C'était un tyran tyrannique au travail qui se souciait peu de ses chauffeurs, se vantant auprès d'un prêtre après un accident mortel d'avoir fait du « bon travail en simulant ma tristesse ».
Après que sa femme détestée ait tenté de se noyer dans une rivière, Enzo a convoqué les mécaniciens Ferrari qui l'avaient sauvée pour leur dire : "Si elle saute encore, laissez-la là-dedans !"
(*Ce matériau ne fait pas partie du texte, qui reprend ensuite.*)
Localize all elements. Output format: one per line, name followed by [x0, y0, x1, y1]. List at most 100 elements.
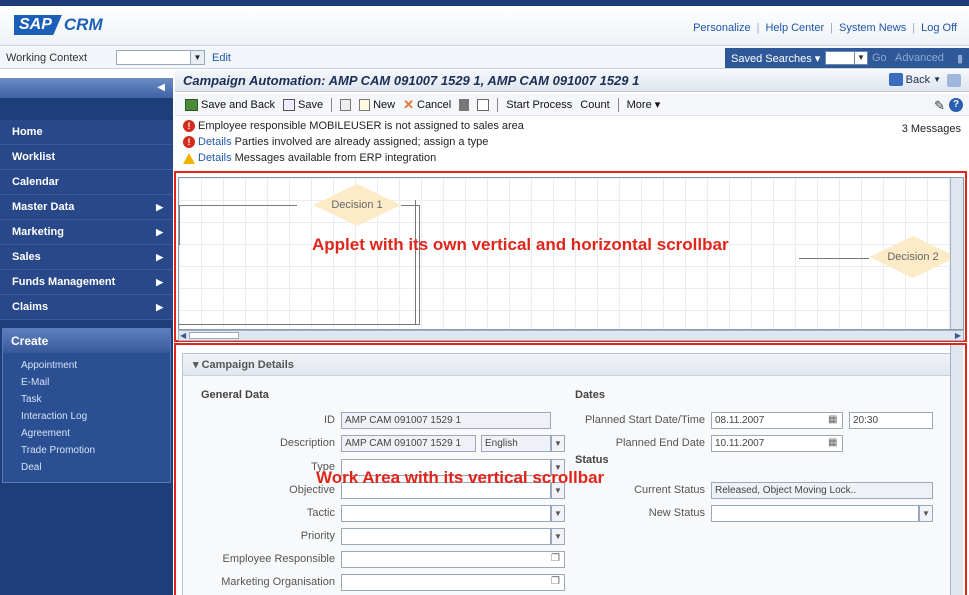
personalize-link[interactable]: Personalize [687, 22, 756, 34]
id-label: ID [324, 414, 335, 426]
sidebar-item-funds-management[interactable]: Funds Management ▶ [0, 270, 173, 295]
id-field[interactable]: AMP CAM 091007 1529 1 [341, 412, 551, 429]
create-panel: Create Appointment E-Mail Task Interaction … [2, 328, 171, 483]
chevron-down-icon[interactable]: ▼ [933, 75, 941, 84]
chevron-right-icon: ▶ [156, 202, 163, 212]
create-item-deal[interactable]: Deal [3, 459, 170, 476]
log-off-link[interactable]: Log Off [915, 22, 963, 34]
flow-line [415, 200, 416, 324]
working-context-bar: Working Context ▼ Edit Saved Searches ▾ … [0, 47, 969, 69]
more-menu[interactable]: More ▾ [623, 98, 665, 111]
decision-node-1[interactable]: Decision 1 [313, 184, 401, 226]
details-link[interactable]: Details [198, 152, 232, 164]
details-link[interactable]: Details [198, 136, 232, 148]
count-button[interactable]: Count [576, 99, 613, 111]
edit-icon-button[interactable] [336, 98, 355, 111]
campaign-details-header[interactable]: ▾ Campaign Details [183, 354, 951, 376]
sidebar-item-worklist[interactable]: Worklist [0, 145, 173, 170]
create-item-interaction-log[interactable]: Interaction Log [3, 408, 170, 425]
value-help-icon[interactable]: ❐ [551, 576, 560, 587]
delete-button[interactable] [455, 98, 473, 111]
description-field[interactable]: AMP CAM 091007 1529 1 [341, 435, 476, 452]
save-and-back-button[interactable]: Save and Back [181, 98, 279, 111]
dates-title: Dates [575, 389, 605, 401]
message-row: ! Details Parties involved are already ass… [175, 134, 969, 150]
flow-line [799, 258, 869, 259]
saved-searches-select[interactable] [825, 51, 855, 65]
create-item-task[interactable]: Task [3, 391, 170, 408]
marketing-organisation-field[interactable] [341, 574, 565, 591]
chevron-right-icon: ▶ [156, 277, 163, 287]
planned-start-date-field[interactable]: 08.11.2007 [711, 412, 843, 429]
collapse-arrow-icon[interactable]: ◀ [157, 82, 165, 93]
trash-icon[interactable]: ▮ [957, 52, 963, 65]
copy-icon [477, 98, 490, 111]
cancel-button[interactable]: ✕ Cancel [399, 97, 455, 113]
edit-icon [340, 98, 352, 111]
applet-horizontal-scrollbar[interactable]: ◀ ▶ [178, 330, 964, 341]
sidebar-item-claims[interactable]: Claims ▶ [0, 295, 173, 320]
chevron-down-icon[interactable]: ▼ [551, 528, 565, 545]
working-context-input[interactable] [116, 50, 191, 65]
new-button[interactable]: New [355, 98, 399, 111]
employee-responsible-label: Employee Responsible [222, 553, 335, 565]
back-label: Back [905, 73, 931, 86]
copy-button[interactable] [473, 98, 493, 111]
sidebar-item-sales[interactable]: Sales ▶ [0, 245, 173, 270]
chevron-down-icon[interactable]: ▼ [919, 505, 933, 522]
create-item-e-mail[interactable]: E-Mail [3, 374, 170, 391]
nav-list: Home Worklist Calendar Master Data ▶ Marketin… [0, 120, 173, 320]
edit-link[interactable]: Edit [212, 52, 231, 64]
logo-sap: SAP [14, 15, 62, 35]
decision-node-2[interactable]: Decision 2 [869, 236, 957, 278]
new-status-select[interactable] [711, 505, 919, 522]
tactic-select[interactable] [341, 505, 551, 522]
chevron-right-icon: ▶ [156, 227, 163, 237]
employee-responsible-field[interactable] [341, 551, 565, 568]
marketing-organisation-label: Marketing Organisation [221, 576, 335, 588]
saved-searches-label[interactable]: Saved Searches ▾ [731, 52, 820, 65]
system-news-link[interactable]: System News [833, 22, 912, 34]
priority-select[interactable] [341, 528, 551, 545]
value-help-icon[interactable]: ❐ [551, 553, 560, 564]
start-process-button[interactable]: Start Process [502, 99, 576, 111]
back-button[interactable]: Back ▼ [888, 73, 941, 86]
forward-icon[interactable] [947, 74, 961, 87]
sidebar-item-home[interactable]: Home [0, 120, 173, 145]
calendar-icon[interactable]: ▦ [828, 414, 837, 425]
message-list: ! Employee responsible MOBILEUSER is not … [175, 118, 969, 166]
create-item-trade-promotion[interactable]: Trade Promotion [3, 442, 170, 459]
cancel-label: Cancel [417, 98, 452, 111]
help-center-link[interactable]: Help Center [759, 22, 830, 34]
planned-end-date-field[interactable]: 10.11.2007 [711, 435, 843, 452]
sidebar-item-master-data[interactable]: Master Data ▶ [0, 195, 173, 220]
create-item-agreement[interactable]: Agreement [3, 425, 170, 442]
planned-start-time-field[interactable]: 20:30 [849, 412, 933, 429]
scroll-left-arrow[interactable]: ◀ [180, 331, 186, 340]
work-area-vertical-scrollbar[interactable] [950, 345, 963, 595]
advanced-link[interactable]: Advanced [895, 52, 944, 64]
saved-searches-area: Saved Searches ▾ ▼ Go Advanced ▮ [725, 48, 969, 68]
help-icon[interactable]: ? [949, 98, 963, 112]
sidebar-item-calendar[interactable]: Calendar [0, 170, 173, 195]
sidebar-item-label: Master Data [12, 201, 75, 213]
pencil-icon[interactable]: ✎ [934, 98, 945, 114]
applet-annotation: Applet with its own vertical and horizon… [312, 235, 729, 254]
applet-vertical-scrollbar[interactable] [950, 178, 963, 329]
flow-line [179, 205, 180, 245]
go-button[interactable]: Go [872, 52, 887, 64]
sidebar-item-label: Home [12, 126, 43, 138]
scroll-thumb[interactable] [189, 332, 239, 339]
language-select[interactable]: English [481, 435, 551, 452]
sidebar-item-label: Marketing [12, 226, 64, 238]
status-title: Status [575, 454, 609, 466]
chevron-down-icon[interactable]: ▼ [854, 51, 868, 65]
save-button[interactable]: Save [279, 98, 327, 111]
scroll-right-arrow[interactable]: ▶ [955, 331, 961, 340]
flow-line [401, 205, 419, 206]
sidebar-item-marketing[interactable]: Marketing ▶ [0, 220, 173, 245]
calendar-icon[interactable]: ▦ [828, 437, 837, 448]
message-count[interactable]: 3 Messages [902, 123, 961, 135]
create-item-appointment[interactable]: Appointment [3, 357, 170, 374]
chevron-down-icon[interactable]: ▼ [191, 50, 205, 65]
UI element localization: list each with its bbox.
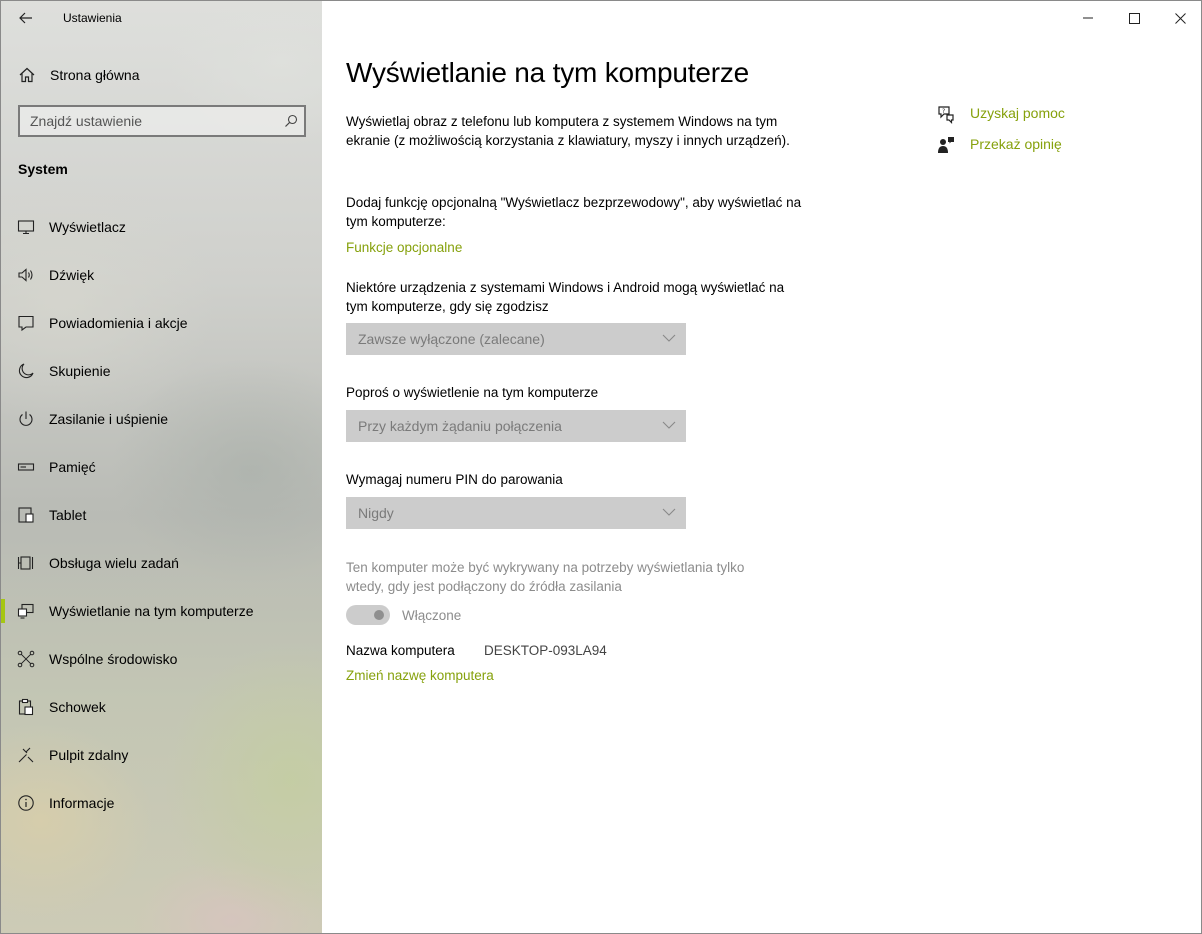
rename-pc-link[interactable]: Zmień nazwę komputera <box>346 668 494 683</box>
power-discovery-text: Ten komputer może być wykrywany na potrz… <box>346 560 745 594</box>
get-help-label: Uzyskaj pomoc <box>970 105 1065 121</box>
sidebar-item-notifications[interactable]: Powiadomienia i akcje <box>1 299 322 347</box>
multitasking-icon <box>17 556 34 570</box>
sidebar-item-label: Skupienie <box>49 363 111 379</box>
power-discovery-toggle[interactable] <box>346 605 390 625</box>
optional-feature-text: Dodaj funkcję opcjonalną "Wyświetlacz be… <box>346 195 802 229</box>
intro-text: Wyświetlaj obraz z telefonu lub komputer… <box>346 114 790 148</box>
window-controls <box>1065 1 1201 35</box>
get-help-link[interactable]: ? Uzyskaj pomoc <box>936 101 1196 132</box>
chevron-down-icon <box>662 508 676 516</box>
info-icon <box>18 795 34 811</box>
feedback-icon <box>938 137 954 153</box>
back-arrow-icon <box>19 12 32 24</box>
sidebar-item-remote-desktop[interactable]: Pulpit zdalny <box>1 731 322 779</box>
pc-name-value: DESKTOP-093LA94 <box>484 643 607 658</box>
project-icon <box>17 603 34 619</box>
optional-features-link[interactable]: Funkcje opcjonalne <box>346 240 462 255</box>
home-link[interactable]: Strona główna <box>1 57 322 93</box>
main-content: Wyświetlanie na tym komputerze Wyświetla… <box>322 1 1201 933</box>
moon-icon <box>18 363 34 379</box>
get-help-icon: ? <box>938 106 954 124</box>
chevron-down-icon <box>662 421 676 429</box>
sidebar-item-shared-experiences[interactable]: Wspólne środowisko <box>1 635 322 683</box>
availability-dropdown-value: Zawsze wyłączone (zalecane) <box>358 331 545 347</box>
maximize-button[interactable] <box>1111 1 1157 35</box>
monitor-icon <box>17 220 35 235</box>
back-button[interactable] <box>11 5 41 31</box>
shared-experience-icon <box>17 650 35 668</box>
app-title: Ustawienia <box>63 11 122 25</box>
clipboard-icon <box>18 698 34 716</box>
sidebar-item-multitasking[interactable]: Obsługa wielu zadań <box>1 539 322 587</box>
sidebar-item-label: Obsługa wielu zadań <box>49 555 179 571</box>
section-label: System <box>18 161 68 177</box>
ask-to-project-dropdown[interactable]: Przy każdym żądaniu połączenia <box>346 410 686 442</box>
sidebar-item-power[interactable]: Zasilanie i uśpienie <box>1 395 322 443</box>
sidebar-item-label: Tablet <box>49 507 87 523</box>
svg-text:?: ? <box>942 108 945 115</box>
ask-to-project-dropdown-value: Przy każdym żądaniu połączenia <box>358 418 562 434</box>
help-panel: ? Uzyskaj pomoc Przekaż opinię <box>936 101 1196 163</box>
close-icon <box>1174 12 1186 24</box>
feedback-label: Przekaż opinię <box>970 136 1062 152</box>
sidebar-item-label: Powiadomienia i akcje <box>49 315 188 331</box>
require-pin-dropdown-value: Nigdy <box>358 505 394 521</box>
storage-icon <box>17 463 35 471</box>
sidebar-item-label: Zasilanie i uśpienie <box>49 411 169 427</box>
minimize-icon <box>1083 17 1093 19</box>
toggle-state-label: Włączone <box>402 608 462 623</box>
home-icon <box>19 67 35 83</box>
setting2-label: Poproś o wyświetlenie na tym komputerze <box>346 385 599 400</box>
sidebar-item-label: Pamięć <box>49 459 96 475</box>
chevron-down-icon <box>662 334 676 342</box>
feedback-link[interactable]: Przekaż opinię <box>936 132 1196 163</box>
availability-dropdown[interactable]: Zawsze wyłączone (zalecane) <box>346 323 686 355</box>
sidebar-item-label: Wspólne środowisko <box>49 651 178 667</box>
power-icon <box>19 411 33 426</box>
minimize-button[interactable] <box>1065 1 1111 35</box>
close-button[interactable] <box>1157 1 1201 35</box>
sidebar-nav: Wyświetlacz Dźwięk Powiadomienia i akcje… <box>1 203 322 827</box>
sidebar-item-label: Pulpit zdalny <box>49 747 129 763</box>
search-box <box>18 105 306 137</box>
sidebar-item-focus[interactable]: Skupienie <box>1 347 322 395</box>
sidebar-item-about[interactable]: Informacje <box>1 779 322 827</box>
home-label: Strona główna <box>50 67 140 83</box>
notification-icon <box>18 315 34 332</box>
sidebar-item-clipboard[interactable]: Schowek <box>1 683 322 731</box>
sidebar-item-storage[interactable]: Pamięć <box>1 443 322 491</box>
sidebar: Ustawienia Strona główna System Wyświetl… <box>1 1 322 933</box>
sidebar-item-projecting[interactable]: Wyświetlanie na tym komputerze <box>1 587 322 635</box>
title-bar: Ustawienia <box>1 1 322 35</box>
remote-desktop-icon <box>18 747 34 763</box>
sidebar-item-tablet[interactable]: Tablet <box>1 491 322 539</box>
sidebar-item-label: Dźwięk <box>49 267 95 283</box>
setting1-label: Niektóre urządzenia z systemami Windows … <box>346 280 785 314</box>
require-pin-dropdown[interactable]: Nigdy <box>346 497 686 529</box>
settings-window: Ustawienia Strona główna System Wyświetl… <box>0 0 1202 934</box>
speaker-icon <box>18 268 33 282</box>
sidebar-item-display[interactable]: Wyświetlacz <box>1 203 322 251</box>
sidebar-item-label: Informacje <box>49 795 115 811</box>
sidebar-item-sound[interactable]: Dźwięk <box>1 251 322 299</box>
sidebar-item-label: Schowek <box>49 699 106 715</box>
sidebar-item-label: Wyświetlacz <box>49 219 126 235</box>
toggle-knob <box>374 610 384 620</box>
maximize-icon <box>1128 12 1140 24</box>
search-icon[interactable] <box>284 114 298 128</box>
page-title: Wyświetlanie na tym komputerze <box>346 57 750 88</box>
search-input[interactable] <box>20 107 270 135</box>
sidebar-item-label: Wyświetlanie na tym komputerze <box>49 603 254 619</box>
setting3-label: Wymagaj numeru PIN do parowania <box>346 472 563 487</box>
tablet-icon <box>18 507 34 523</box>
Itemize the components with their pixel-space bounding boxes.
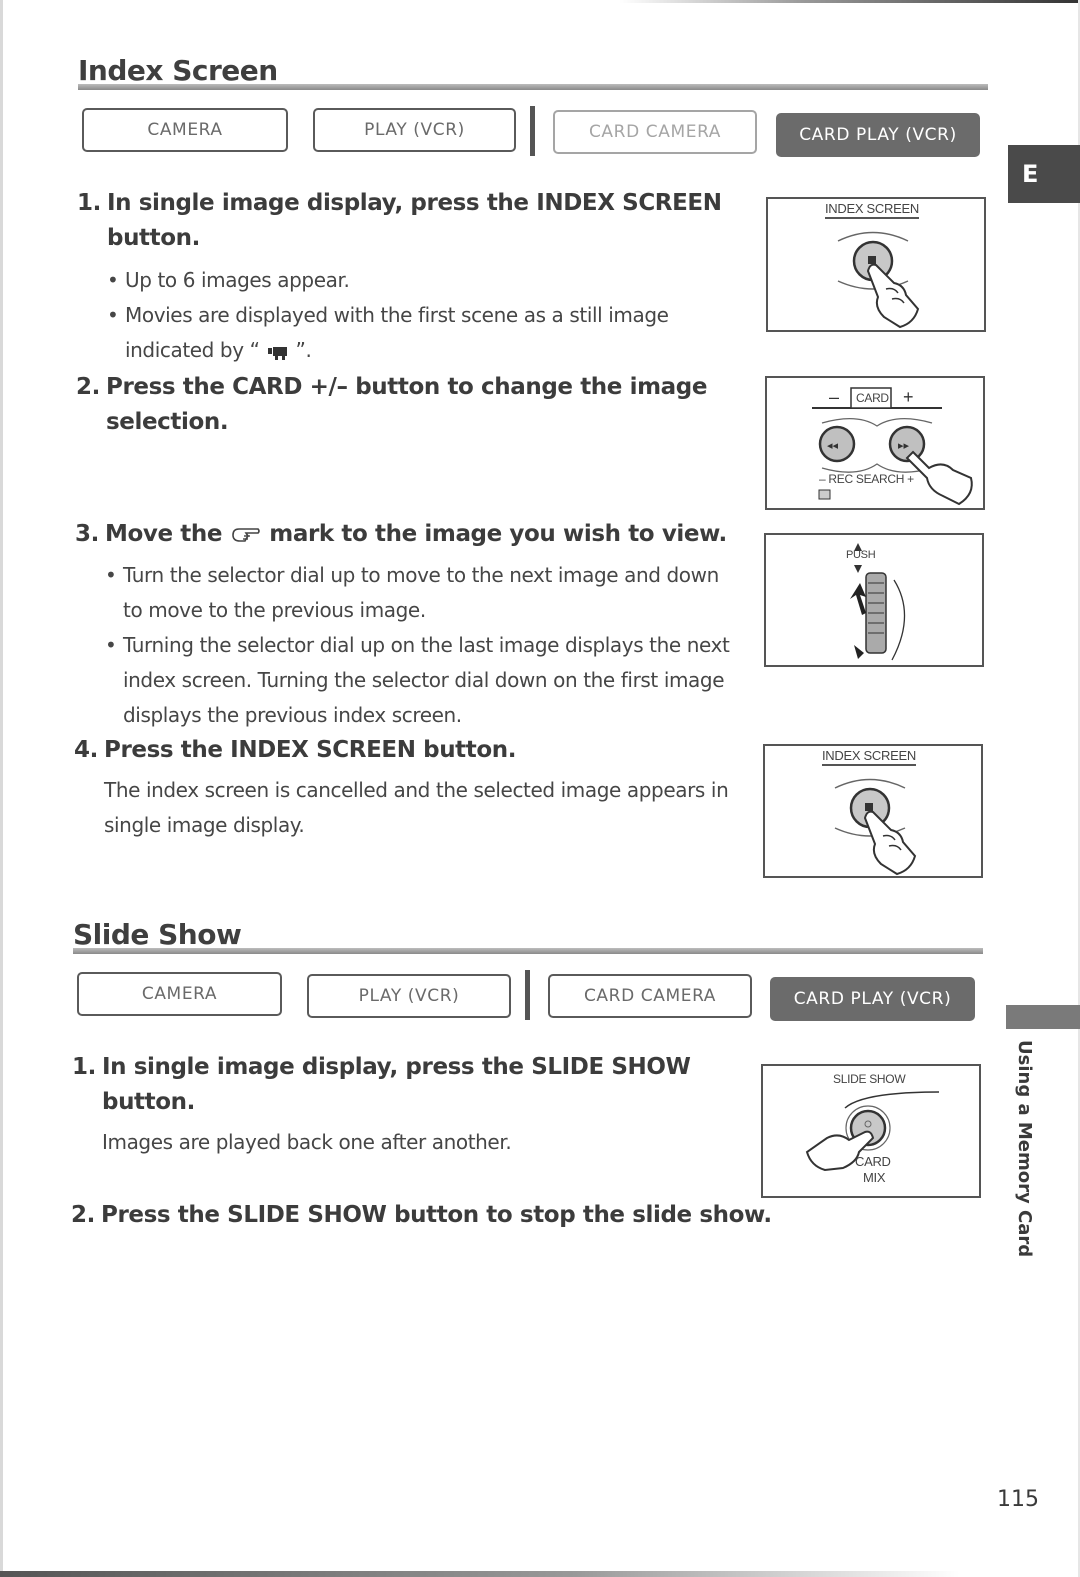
figure-label: – REC SEARCH + [819,472,914,486]
step-text: Press the SLIDE SHOW button to stop the … [101,1202,772,1228]
button-press-illustration [837,231,920,329]
bullet-item: • Up to 6 images appear. [107,263,350,298]
step-3: 3. Move the mark to the image you wish t… [75,517,765,552]
bullet-text: Movies are displayed with the first scen… [125,303,669,327]
bullet-dot: • [105,633,117,657]
language-tab: E [1008,145,1080,203]
mode-card-camera: CARD CAMERA [553,110,757,154]
step-description: Images are played back one after another… [102,1125,742,1160]
step-text: Press the INDEX SCREEN button. [104,737,517,763]
step-number: 4. [74,737,98,763]
description-text: Images are played back one after another… [102,1130,512,1154]
section-title-slide-show: Slide Show [73,918,242,951]
bullet-item: • Movies are displayed with the first sc… [107,298,745,368]
bullet-text: ”. [295,338,312,362]
bullet-text-line: indicated by “ ”. [125,333,745,368]
bullet-text: index screen. Turning the selector dial … [123,668,725,692]
mode-divider [530,106,535,156]
mode-play-vcr: PLAY (VCR) [313,108,516,152]
step-text: mark to the image you wish to view. [269,521,727,547]
bullet-text: to move to the previous image. [123,598,426,622]
bullet-dot: • [107,268,119,292]
step-text: Press the CARD +/– button to change the … [106,374,708,400]
figure-selector-dial: PUSH [764,533,984,667]
selector-dial-illustration [850,543,906,661]
step-text: Move the [105,521,223,547]
step-4: 4. Press the INDEX SCREEN button. [74,733,744,768]
figure-index-screen-button: INDEX SCREEN [766,197,986,332]
page-edge [620,0,1080,3]
chapter-label: Using a Memory Card [1014,1040,1035,1258]
figure-card-plus-minus-buttons: – + ◂◂ ▸▸ CARD – REC SEARCH + [765,376,985,510]
figure-index-screen-button: INDEX SCREEN [763,744,983,878]
page-edge [0,1571,960,1577]
section-title-index-screen: Index Screen [78,54,278,87]
description-text: single image display. [104,813,305,837]
mode-play-vcr: PLAY (VCR) [307,974,511,1018]
rec-search-label: REC SEARCH [828,472,905,486]
bullet-item: • Turning the selector dial up on the la… [105,628,753,733]
step-number: 1. [72,1054,96,1080]
page-edge [0,0,3,1577]
chapter-tab [1006,1005,1080,1029]
step-1: 1. In single image display, press the SL… [72,1050,742,1120]
step-2: 2. Press the SLIDE SHOW button to stop t… [71,1198,781,1233]
step-text: button. [107,225,200,251]
step-number: 1. [77,190,101,216]
bullet-text: Up to 6 images appear. [125,268,350,292]
step-text: selection. [106,409,229,435]
step-description: The index screen is cancelled and the se… [104,773,744,843]
push-label: PUSH [846,549,876,561]
mode-divider [525,970,530,1020]
mode-camera: CAMERA [77,972,282,1016]
bullet-item: • Turn the selector dial up to move to t… [105,558,753,628]
plus-sign: + [907,472,914,486]
movie-camera-icon [267,346,287,360]
bullet-text: displays the previous index screen. [123,703,462,727]
step-1: 1. In single image display, press the IN… [77,186,747,256]
button-press-illustration [834,778,917,876]
step-number: 2. [76,374,100,400]
pointing-hand-icon [231,527,260,542]
mode-camera: CAMERA [82,108,288,152]
mode-card-play-vcr: CARD PLAY (VCR) [770,977,975,1021]
figure-slide-show-button: SLIDE SHOW CARD MIX [761,1064,981,1198]
step-text: In single image display, press the SLIDE… [102,1054,691,1080]
description-text: The index screen is cancelled and the se… [104,778,729,802]
bullet-dot: • [105,563,117,587]
step-text: button. [102,1089,195,1115]
title-underline [78,84,988,90]
page-number: 115 [997,1487,1039,1512]
step-number: 3. [75,521,99,547]
mode-card-play-vcr: CARD PLAY (VCR) [776,113,980,157]
svg-text:◂◂: ◂◂ [827,440,839,452]
figure-sublabel: MIX [863,1170,886,1185]
minus-sign: – [819,472,826,486]
plus-sign: + [903,387,914,407]
minus-sign: – [829,387,839,407]
svg-text:▸▸: ▸▸ [898,440,910,452]
step-text: In single image display, press the INDEX… [107,190,722,216]
step-2: 2. Press the CARD +/– button to change t… [76,370,746,440]
title-underline [73,948,983,954]
figure-label: CARD [856,391,889,405]
figure-sublabel: CARD [855,1154,891,1169]
bullet-dot: • [107,303,119,327]
bullet-text: Turn the selector dial up to move to the… [123,563,719,587]
bullet-text: Turning the selector dial up on the last… [123,633,730,657]
mode-card-camera: CARD CAMERA [548,974,752,1018]
bullet-text: indicated by “ [125,338,260,362]
step-number: 2. [71,1202,95,1228]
"Enzo Ferrari : L'homme et la machine" a été initialement publié en 1991 par le journaliste Brock Yates et sa fille a maintenant concocté une nouvelle édition.
« Enzo Ferrari : L'homme et la machine » a été initialement publié en 1991 par le journaliste automobile Brock Yates, décédé en 2016 après une longue bataille contre la maladie d'Alzheimer.
Sa fille Stacy Bradley a réalisé la nouvelle édition du livre en lien avec le film qui se déroule en 1957, une période de tumulte professionnel et personnel dans la vie d'Enzo.
Si Ferrari est aujourd'hui connue pour ses voitures de luxe et son écurie de Formule 1, ses origines remontent à la ville de Modène, dans le nord de l'Italie, où Enzo est né en février 1898.
Yates écrit que son père Alfredo, un métallurgiste, était un « despote qui exigeait le respect de ses enfants et le silence et la soumission rampante » de sa femme, Adalgisa Bisbini.
Alfredo la traitait comme une « compagne sexuelle sur le modèle de sa (propre) mère », alors le jeune Enzo apprit que les femmes se répartissaient en deux catégories : les femmes au foyer chastes ou les « prostituées de basse vie ».
Selon le livre, cela a contribué à développer chez Enzo « une plus grande fixation pour le sexe que toute autre race civilisée ». Il est devenu l'homme italien typique, comme le dit Yates : « Padrone hautain, tyrannique, obsédé par le sexe et gesticulant ».
Enzo a eu l'idée de devenir pilote de course à l'âge de 10 ans lorsque son père l'a emmené à sa première course en dehors de Bologne. Ses autres carrières possibles étaient l'écriture sportive et le chant d'opéra.
Il a été enrôlé dans l'armée italienne pendant la Première Guerre mondiale et a travaillé comme maréchal-ferrant pour la 3e division d'artillerie alpine jusqu'à ce qu'une sérieuse bataille contre la grippe lui valent une libération honorable.
En 1919, Enzo s'installe à Milan pour travailler comme pilote d'essai chez Costruzioni Meccaniche Nazionali et fait ses débuts en tant que pilote automobile cette année-là.
Après être passé chez Alfa Romeo, il a commencé à gravir les échelons de l'entreprise et à courir moins, même si une victoire à Ravenne en 1923 s'est avérée cruciale pour son avenir.

Enzo a eu l'idée de devenir pilote automobile à l'âge de 10 ans lorsque son père l'a emmené à sa première course en dehors de Bologne.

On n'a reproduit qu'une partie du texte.